Using a state-of-the-art technology, water of the Chenab river is collected between the mountains at Dul village and channelised down to village Hasti via a 2.5 km tunnel where it falls on the turbines and electricity is generated. The project, the foundation for which was laid by the then Prime Minister Indira Gandhi in 1983, had started full operations last year.
''The three-turbines of 130 MW each are functional since March 2007 generating electricity more than its capacity,'' official sources here told the sources.
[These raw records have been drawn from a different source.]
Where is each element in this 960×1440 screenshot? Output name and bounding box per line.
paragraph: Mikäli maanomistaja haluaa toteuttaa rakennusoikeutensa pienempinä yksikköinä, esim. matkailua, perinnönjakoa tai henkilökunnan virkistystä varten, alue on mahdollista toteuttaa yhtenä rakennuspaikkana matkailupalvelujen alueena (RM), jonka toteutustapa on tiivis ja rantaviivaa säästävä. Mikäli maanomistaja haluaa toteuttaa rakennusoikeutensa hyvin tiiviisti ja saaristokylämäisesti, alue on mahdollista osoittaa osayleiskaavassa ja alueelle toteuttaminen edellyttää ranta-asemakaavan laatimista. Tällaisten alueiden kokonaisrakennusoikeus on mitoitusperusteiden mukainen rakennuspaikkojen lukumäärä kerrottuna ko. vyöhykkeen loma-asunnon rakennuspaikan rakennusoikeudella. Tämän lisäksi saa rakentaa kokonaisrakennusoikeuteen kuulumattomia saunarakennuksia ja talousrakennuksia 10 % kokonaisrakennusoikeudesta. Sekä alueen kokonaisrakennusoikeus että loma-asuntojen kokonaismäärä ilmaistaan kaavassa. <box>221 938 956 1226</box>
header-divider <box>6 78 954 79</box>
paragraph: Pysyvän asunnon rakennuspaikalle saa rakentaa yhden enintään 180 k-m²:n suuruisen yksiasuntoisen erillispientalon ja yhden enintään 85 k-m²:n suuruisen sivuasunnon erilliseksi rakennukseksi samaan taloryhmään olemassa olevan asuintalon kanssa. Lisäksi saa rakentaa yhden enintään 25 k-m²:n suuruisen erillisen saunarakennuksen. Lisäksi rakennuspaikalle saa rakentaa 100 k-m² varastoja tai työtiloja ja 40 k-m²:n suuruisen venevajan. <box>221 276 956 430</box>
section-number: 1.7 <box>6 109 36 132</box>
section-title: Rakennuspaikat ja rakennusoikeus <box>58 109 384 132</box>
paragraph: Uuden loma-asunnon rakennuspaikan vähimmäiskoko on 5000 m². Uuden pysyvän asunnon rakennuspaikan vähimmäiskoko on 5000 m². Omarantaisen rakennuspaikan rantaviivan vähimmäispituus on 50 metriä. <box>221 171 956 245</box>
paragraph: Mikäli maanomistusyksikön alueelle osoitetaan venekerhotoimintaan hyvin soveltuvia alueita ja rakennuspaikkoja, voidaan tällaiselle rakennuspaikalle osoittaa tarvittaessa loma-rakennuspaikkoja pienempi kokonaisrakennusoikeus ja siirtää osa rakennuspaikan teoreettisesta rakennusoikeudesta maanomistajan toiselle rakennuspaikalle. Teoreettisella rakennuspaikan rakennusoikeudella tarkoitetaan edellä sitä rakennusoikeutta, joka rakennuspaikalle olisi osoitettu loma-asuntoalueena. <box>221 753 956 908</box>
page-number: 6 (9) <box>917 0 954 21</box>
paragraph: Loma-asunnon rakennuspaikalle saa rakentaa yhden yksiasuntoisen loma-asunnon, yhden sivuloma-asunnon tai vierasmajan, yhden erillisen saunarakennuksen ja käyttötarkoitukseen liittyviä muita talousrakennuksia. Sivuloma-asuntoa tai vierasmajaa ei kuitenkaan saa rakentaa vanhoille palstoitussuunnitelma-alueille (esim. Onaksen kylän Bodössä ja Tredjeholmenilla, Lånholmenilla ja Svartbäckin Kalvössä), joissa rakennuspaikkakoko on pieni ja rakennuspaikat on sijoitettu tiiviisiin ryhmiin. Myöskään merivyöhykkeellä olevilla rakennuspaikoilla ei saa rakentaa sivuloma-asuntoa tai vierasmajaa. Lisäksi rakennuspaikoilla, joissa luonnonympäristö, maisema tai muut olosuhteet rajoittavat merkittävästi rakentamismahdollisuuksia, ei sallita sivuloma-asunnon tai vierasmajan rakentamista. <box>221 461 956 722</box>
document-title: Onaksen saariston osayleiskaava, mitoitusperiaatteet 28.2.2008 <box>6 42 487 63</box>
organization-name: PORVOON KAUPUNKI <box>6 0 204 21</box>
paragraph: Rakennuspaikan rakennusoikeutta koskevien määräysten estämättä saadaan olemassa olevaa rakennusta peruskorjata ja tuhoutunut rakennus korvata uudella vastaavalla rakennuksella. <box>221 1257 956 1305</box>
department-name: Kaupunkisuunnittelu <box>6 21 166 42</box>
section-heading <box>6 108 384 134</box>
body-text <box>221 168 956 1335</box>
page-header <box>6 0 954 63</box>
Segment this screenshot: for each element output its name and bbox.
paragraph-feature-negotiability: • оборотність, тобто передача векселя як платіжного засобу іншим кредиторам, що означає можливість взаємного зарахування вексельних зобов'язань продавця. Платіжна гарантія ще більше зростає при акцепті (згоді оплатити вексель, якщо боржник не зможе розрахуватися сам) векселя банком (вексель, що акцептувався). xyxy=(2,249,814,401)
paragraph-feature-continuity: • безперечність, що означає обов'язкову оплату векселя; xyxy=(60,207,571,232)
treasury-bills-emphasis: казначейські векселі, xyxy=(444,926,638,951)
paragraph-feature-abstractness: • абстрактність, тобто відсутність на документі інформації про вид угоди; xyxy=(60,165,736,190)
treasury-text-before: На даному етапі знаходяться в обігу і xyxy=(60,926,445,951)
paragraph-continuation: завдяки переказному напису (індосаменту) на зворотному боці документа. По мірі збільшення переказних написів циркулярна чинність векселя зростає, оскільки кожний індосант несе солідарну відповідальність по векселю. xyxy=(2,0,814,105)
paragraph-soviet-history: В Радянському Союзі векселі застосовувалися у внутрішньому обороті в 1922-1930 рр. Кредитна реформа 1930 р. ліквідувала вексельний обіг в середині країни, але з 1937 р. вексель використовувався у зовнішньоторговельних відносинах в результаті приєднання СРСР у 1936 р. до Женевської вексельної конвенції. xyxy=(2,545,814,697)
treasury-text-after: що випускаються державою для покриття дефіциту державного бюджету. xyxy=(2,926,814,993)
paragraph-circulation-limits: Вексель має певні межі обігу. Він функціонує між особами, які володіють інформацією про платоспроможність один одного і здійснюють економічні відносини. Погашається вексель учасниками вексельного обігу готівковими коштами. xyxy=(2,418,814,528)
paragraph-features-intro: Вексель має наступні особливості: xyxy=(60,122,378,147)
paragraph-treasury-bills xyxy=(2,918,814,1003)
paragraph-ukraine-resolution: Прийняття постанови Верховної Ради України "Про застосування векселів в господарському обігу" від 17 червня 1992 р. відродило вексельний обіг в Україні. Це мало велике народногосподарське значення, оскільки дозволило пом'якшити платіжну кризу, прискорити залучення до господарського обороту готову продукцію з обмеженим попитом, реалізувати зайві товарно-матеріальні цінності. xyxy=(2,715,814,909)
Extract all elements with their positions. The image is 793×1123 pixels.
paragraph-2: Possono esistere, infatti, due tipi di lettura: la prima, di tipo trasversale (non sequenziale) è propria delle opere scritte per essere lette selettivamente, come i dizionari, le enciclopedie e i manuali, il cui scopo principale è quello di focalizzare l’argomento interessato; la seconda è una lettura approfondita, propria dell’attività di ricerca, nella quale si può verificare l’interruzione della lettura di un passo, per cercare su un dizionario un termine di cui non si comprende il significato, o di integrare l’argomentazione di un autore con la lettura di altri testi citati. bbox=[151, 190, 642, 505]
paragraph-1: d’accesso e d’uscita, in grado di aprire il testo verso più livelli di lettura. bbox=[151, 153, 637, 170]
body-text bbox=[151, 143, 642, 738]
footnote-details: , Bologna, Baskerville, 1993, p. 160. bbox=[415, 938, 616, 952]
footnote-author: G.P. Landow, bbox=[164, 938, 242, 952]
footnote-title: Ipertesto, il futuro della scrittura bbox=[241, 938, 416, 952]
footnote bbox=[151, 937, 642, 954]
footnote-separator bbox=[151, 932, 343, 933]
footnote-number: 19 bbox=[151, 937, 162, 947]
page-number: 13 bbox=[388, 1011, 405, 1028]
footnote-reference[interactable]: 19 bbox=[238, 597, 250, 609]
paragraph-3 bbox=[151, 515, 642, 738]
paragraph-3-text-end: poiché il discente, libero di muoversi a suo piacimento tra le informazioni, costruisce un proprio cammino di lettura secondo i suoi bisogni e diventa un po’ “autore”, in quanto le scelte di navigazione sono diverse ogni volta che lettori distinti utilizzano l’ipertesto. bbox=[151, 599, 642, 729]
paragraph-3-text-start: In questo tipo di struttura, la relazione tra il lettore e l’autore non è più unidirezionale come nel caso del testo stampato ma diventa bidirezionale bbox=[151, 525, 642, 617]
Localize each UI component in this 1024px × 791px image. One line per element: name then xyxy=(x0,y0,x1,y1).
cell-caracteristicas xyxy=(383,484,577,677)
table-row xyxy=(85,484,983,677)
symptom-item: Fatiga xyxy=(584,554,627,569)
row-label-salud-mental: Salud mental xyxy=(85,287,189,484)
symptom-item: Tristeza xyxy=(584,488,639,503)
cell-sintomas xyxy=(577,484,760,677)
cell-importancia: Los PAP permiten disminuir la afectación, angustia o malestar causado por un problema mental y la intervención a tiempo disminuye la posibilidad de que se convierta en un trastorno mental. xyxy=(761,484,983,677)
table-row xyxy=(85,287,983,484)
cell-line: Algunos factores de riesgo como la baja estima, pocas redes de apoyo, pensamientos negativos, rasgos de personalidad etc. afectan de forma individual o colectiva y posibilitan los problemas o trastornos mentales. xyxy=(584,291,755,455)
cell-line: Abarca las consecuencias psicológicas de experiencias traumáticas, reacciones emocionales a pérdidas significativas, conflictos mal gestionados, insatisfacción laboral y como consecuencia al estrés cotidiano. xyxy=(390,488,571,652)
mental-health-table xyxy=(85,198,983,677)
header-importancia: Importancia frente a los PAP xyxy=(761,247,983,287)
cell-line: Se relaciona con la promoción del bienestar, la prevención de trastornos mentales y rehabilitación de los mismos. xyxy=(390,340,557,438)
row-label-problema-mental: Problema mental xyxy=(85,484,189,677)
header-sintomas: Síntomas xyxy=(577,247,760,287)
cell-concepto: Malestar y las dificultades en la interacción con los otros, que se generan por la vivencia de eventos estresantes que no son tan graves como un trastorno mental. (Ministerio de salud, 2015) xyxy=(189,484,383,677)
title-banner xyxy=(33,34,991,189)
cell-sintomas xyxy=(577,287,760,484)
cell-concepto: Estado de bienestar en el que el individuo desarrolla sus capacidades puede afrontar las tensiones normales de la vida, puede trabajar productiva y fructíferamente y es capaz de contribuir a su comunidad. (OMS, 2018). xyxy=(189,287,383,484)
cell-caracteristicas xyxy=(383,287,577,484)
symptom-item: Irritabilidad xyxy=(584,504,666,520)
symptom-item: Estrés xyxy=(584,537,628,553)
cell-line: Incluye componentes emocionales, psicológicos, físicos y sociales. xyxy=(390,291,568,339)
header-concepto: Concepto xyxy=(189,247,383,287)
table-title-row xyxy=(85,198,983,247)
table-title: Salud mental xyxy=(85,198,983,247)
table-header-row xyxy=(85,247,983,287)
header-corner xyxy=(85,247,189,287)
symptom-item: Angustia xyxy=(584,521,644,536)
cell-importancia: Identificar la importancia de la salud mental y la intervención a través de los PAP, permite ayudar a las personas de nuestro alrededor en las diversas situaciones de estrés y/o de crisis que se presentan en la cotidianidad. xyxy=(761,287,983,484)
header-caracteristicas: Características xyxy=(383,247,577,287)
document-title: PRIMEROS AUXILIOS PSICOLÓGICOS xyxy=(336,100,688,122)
The work on Dul-Hasti Power Project, which was sanctioned at the initial cost of Rs 183 crore, was undertaken in 1985 by five French partners.
Struck by delays due to terrorist threats, work on the project remained halted for about five years after the abduction of a French engineer in 1991, who was later released.
The government, however, pumped in more funds and the work on Dul-Hasti power project again commenced in 1996. Till now Rs 5,228 crore have been spent on this mega project, sources said.
Jammu and Kashmir gets 12 per cent royalty on the total power generation, which is supplied to the neighbouring states of Punjab, Uttarkhand, Himachal Pradesh and Haryana.
Besides the Dul-Hasti project, work on 600 MW Sawalakot and 450 MW Baglihar Power projects are also underway on the river Chenab in Ramban district.
Three more projects -- Pakal Dul (100 MW), Kiru (600 MW) and Kawar (520 MW) on Chenab in Kishtwar -- are also under consideration, the sources said.
A 360 MW Salal power project on the Chenab in Reasi district is already producing electricity to its full capacity.
Around 2,000 MW electricity is being generated by various power projects in Jammu and Kashmir, which has an estimated hydro-power potential of 20,000 MW, sources added.